Si l’on nuance le propos, il conviendrait ici de parler de « neutralité pro-russe ». L’intérêt de la Chine est de retenir les Américains sur les fronts européen et proche-oriental en déléguant aux Russes voire à leur suppléant nord-coréen le soin de les affaiblir pour éviter coûte que coûte une implication de Washington en Asie orientale et tout particulièrement autour de Taïwan. Cela se comprend d’autant mieux que la Chine ait tout intérêt à ce que la guerre en Ukraine perdure. Ses initiatives diplomatiques dans les conflits ukrainien et israélo-palestinien relèvent avant tout du coup de bluff et d’une stratégie aussi vieille que le monde : jouer la carte du pourrissement. Moscou use de la même stratégie d’ailleurs. Diplomates russes et chinois sont obsédés, à des degrés divers, par plusieurs inconnues : les échéances électorales qui auront lieu dans les mois à venir tant aux États-Unis qu’à Taïwan. Elles peuvent être déterminantes dans les choix stratégiques à venir même si je ne crois pas du tout à un apaisement des relations avec l’Occident, quelle que soit l’issue des résultats électoraux.
Le président Xi Jinping a inauguré mercredi à Pékin le troisième Forum de la Ceinture et de la Route, un événement diplomatique majeur auquel participent 130 pays majoritairement du Sud ainsi que la Russie en tant qu’invitée d’honneur. Dans son discours d’ouverture, le président chinois a dénoncé « la confrontation des blocs. » Doit-on s’attendre à la constitution d’un bloc anti-occidental sous le leadership de la Chine et de la Russie ?

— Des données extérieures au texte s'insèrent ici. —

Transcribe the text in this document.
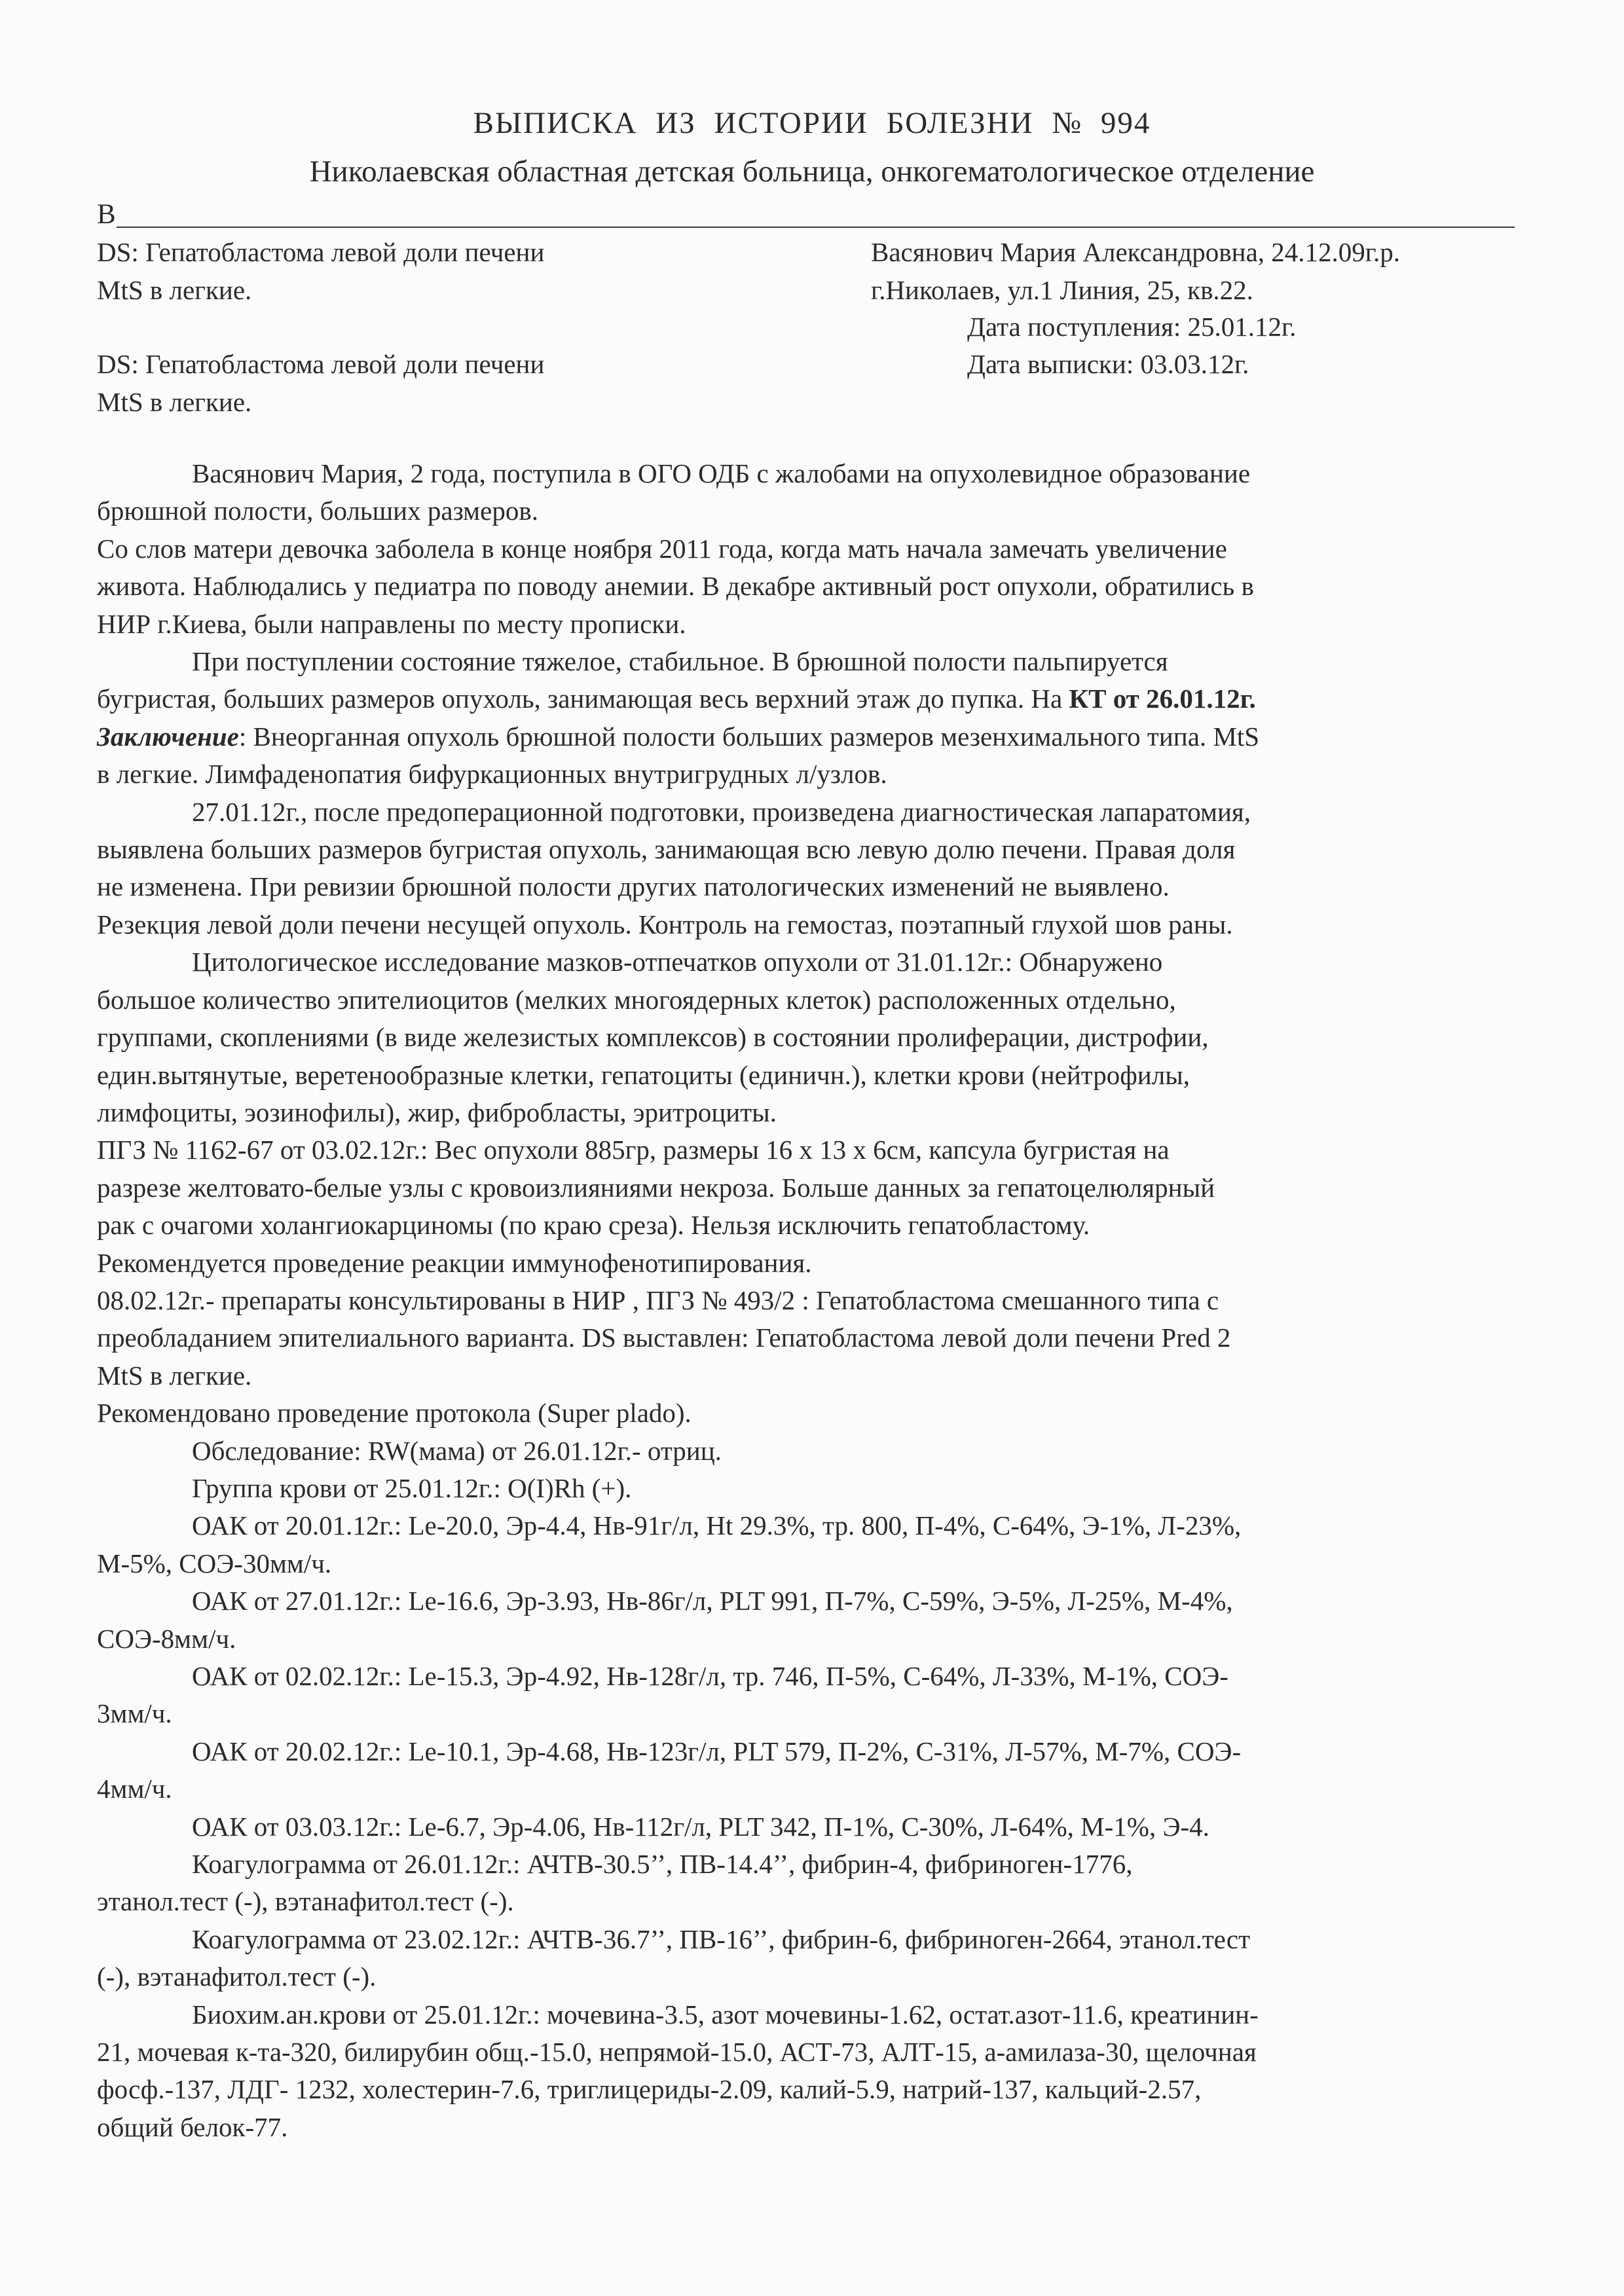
ВЫПИСКА ИЗ ИСТОРИИ БОЛЕЗНИ № 994
Николаевская областная детская больница, онкогематологическое отделение
В
DS: Гепатобластома левой доли печени
MtS в легкие.
DS: Гепатобластома левой доли печени
MtS в легкие.
Васянович Мария Александровна, 24.12.09г.р.
г.Николаев, ул.1 Линия, 25, кв.22.
Дата поступления: 25.01.12г.
Дата выписки: 03.03.12г.

Васянович Мария, 2 года, поступила в ОГО ОДБ с жалобами на опухолевидное образование

брюшной полости, больших размеров.

Со слов матери девочка заболела в конце ноября 2011 года, когда мать начала замечать увеличение

живота. Наблюдались у педиатра по поводу анемии. В декабре активный рост опухоли, обратились в

НИР г.Киева, были направлены по месту прописки.

При поступлении состояние тяжелое, стабильное. В брюшной полости пальпируется

бугристая, больших размеров опухоль, занимающая весь верхний этаж до пупка. На КТ от 26.01.12г.

Заключение: Внеорганная опухоль брюшной полости больших размеров мезенхимального типа. MtS

в легкие. Лимфаденопатия бифуркационных внутригрудных л/узлов.

27.01.12г., после предоперационной подготовки, произведена диагностическая лапаратомия,

выявлена больших размеров бугристая опухоль, занимающая всю левую долю печени. Правая доля

не изменена. При ревизии брюшной полости других патологических изменений не выявлено.

Резекция левой доли печени несущей опухоль. Контроль на гемостаз, поэтапный глухой шов раны.

Цитологическое исследование мазков-отпечатков опухоли от 31.01.12г.: Обнаружено

большое количество эпителиоцитов (мелких многоядерных клеток) расположенных отдельно,

группами, скоплениями (в виде железистых комплексов) в состоянии пролиферации, дистрофии,

един.вытянутые, веретенообразные клетки, гепатоциты (единичн.), клетки крови (нейтрофилы,

лимфоциты, эозинофилы), жир, фибробласты, эритроциты.

ПГЗ № 1162-67 от 03.02.12г.: Вес опухоли 885гр, размеры 16 х 13 х 6см, капсула бугристая на

разрезе желтовато-белые узлы с кровоизлияниями некроза. Больше данных за гепатоцелюлярный

рак с очагоми холангиокарциномы (по краю среза). Нельзя исключить гепатобластому.

Рекомендуется проведение реакции иммунофенотипирования.

08.02.12г.- препараты консультированы в НИР , ПГЗ № 493/2 : Гепатобластома смешанного типа с

преобладанием эпителиального варианта. DS выставлен: Гепатобластома левой доли печени Pred 2

MtS в легкие.

Рекомендовано проведение протокола (Super plado).

Обследование: RW(мама) от 26.01.12г.- отриц.

Группа крови от 25.01.12г.: O(I)Rh (+).

ОАК от 20.01.12г.: Le-20.0, Эр-4.4, Нв-91г/л, Ht 29.3%, тр. 800, П-4%, С-64%, Э-1%, Л-23%,

М-5%, СОЭ-30мм/ч.

ОАК от 27.01.12г.: Le-16.6, Эр-3.93, Нв-86г/л, PLT 991, П-7%, С-59%, Э-5%, Л-25%, М-4%,

СОЭ-8мм/ч.

ОАК от 02.02.12г.: Le-15.3, Эр-4.92, Нв-128г/л, тр. 746, П-5%, С-64%, Л-33%, М-1%, СОЭ-

3мм/ч.

ОАК от 20.02.12г.: Le-10.1, Эр-4.68, Нв-123г/л, PLT 579, П-2%, С-31%, Л-57%, М-7%, СОЭ-

4мм/ч.

ОАК от 03.03.12г.: Le-6.7, Эр-4.06, Нв-112г/л, PLT 342, П-1%, С-30%, Л-64%, М-1%, Э-4.

Коагулограмма от 26.01.12г.: АЧТВ-30.5’’, ПВ-14.4’’, фибрин-4, фибриноген-1776,

этанол.тест (-), вэтанафитол.тест (-).

Коагулограмма от 23.02.12г.: АЧТВ-36.7’’, ПВ-16’’, фибрин-6, фибриноген-2664, этанол.тест

(-), вэтанафитол.тест (-).

Биохим.ан.крови от 25.01.12г.: мочевина-3.5, азот мочевины-1.62, остат.азот-11.6, креатинин-

21, мочевая к-та-320, билирубин общ.-15.0, непрямой-15.0, АСТ-73, АЛТ-15, а-амилаза-30, щелочная

фосф.-137, ЛДГ- 1232, холестерин-7.6, триглицериды-2.09, калий-5.9, натрий-137, кальций-2.57,

общий белок-77.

Il s’agit d’un événement considérable occulté par les guerres russo-ukrainienne et israélo-palestinienne que les Occidentaux ont boudé dans leur majorité. On notera que Viktor Orban pour la Hongrie ou Jean-Pierre Raffarin pour la France étaient présents pour faire bonne figure sans doute. Mais les délégations présentes étaient pour l’essentiel issues de ce « Sud global » qui ne se reconnaît plus dans le système international hérité de l’après-guerre et qui voit à travers le projet des Nouvelles Routes de la soie une opportunité de développement en matière d’infrastructures. Contrairement à ce qu’affirme Xi Jinping, il n’y a pas de confrontation entre les blocs. Le monde actuel est de plus en plus anarchique et, même si nous assistons à des configurations de rapprochements ou de divisions entre puissances, cela ne signifie en rien que des pays du Sud global, tel que le Brésil par exemple, souscrivent à la politique chinoise. En réalité, nous assistons à des découplages grandissants entre les intérêts stratégiques défendus par les uns et les intérêts économiques défendus par les autres. Voyez le Qatar, qui accueille la plus importante base militaire américaine au Moyen-Orient et qui entretient par ailleurs une relation privilégiée avec l’Iran. Regardez les Émiratis, qui ont une relation particulière avec les États-Unis, mais qui s’apprêtent à accueillir sur leur sol une base militaire chinoise. Qu’est-ce que cela signifie ? Cela signifie que le respect de la souveraineté est la seule chose que tous ces États ont en commun. En définitive, tous affichent, chacun à leur manière, une posture on ne peut plus gaullienne.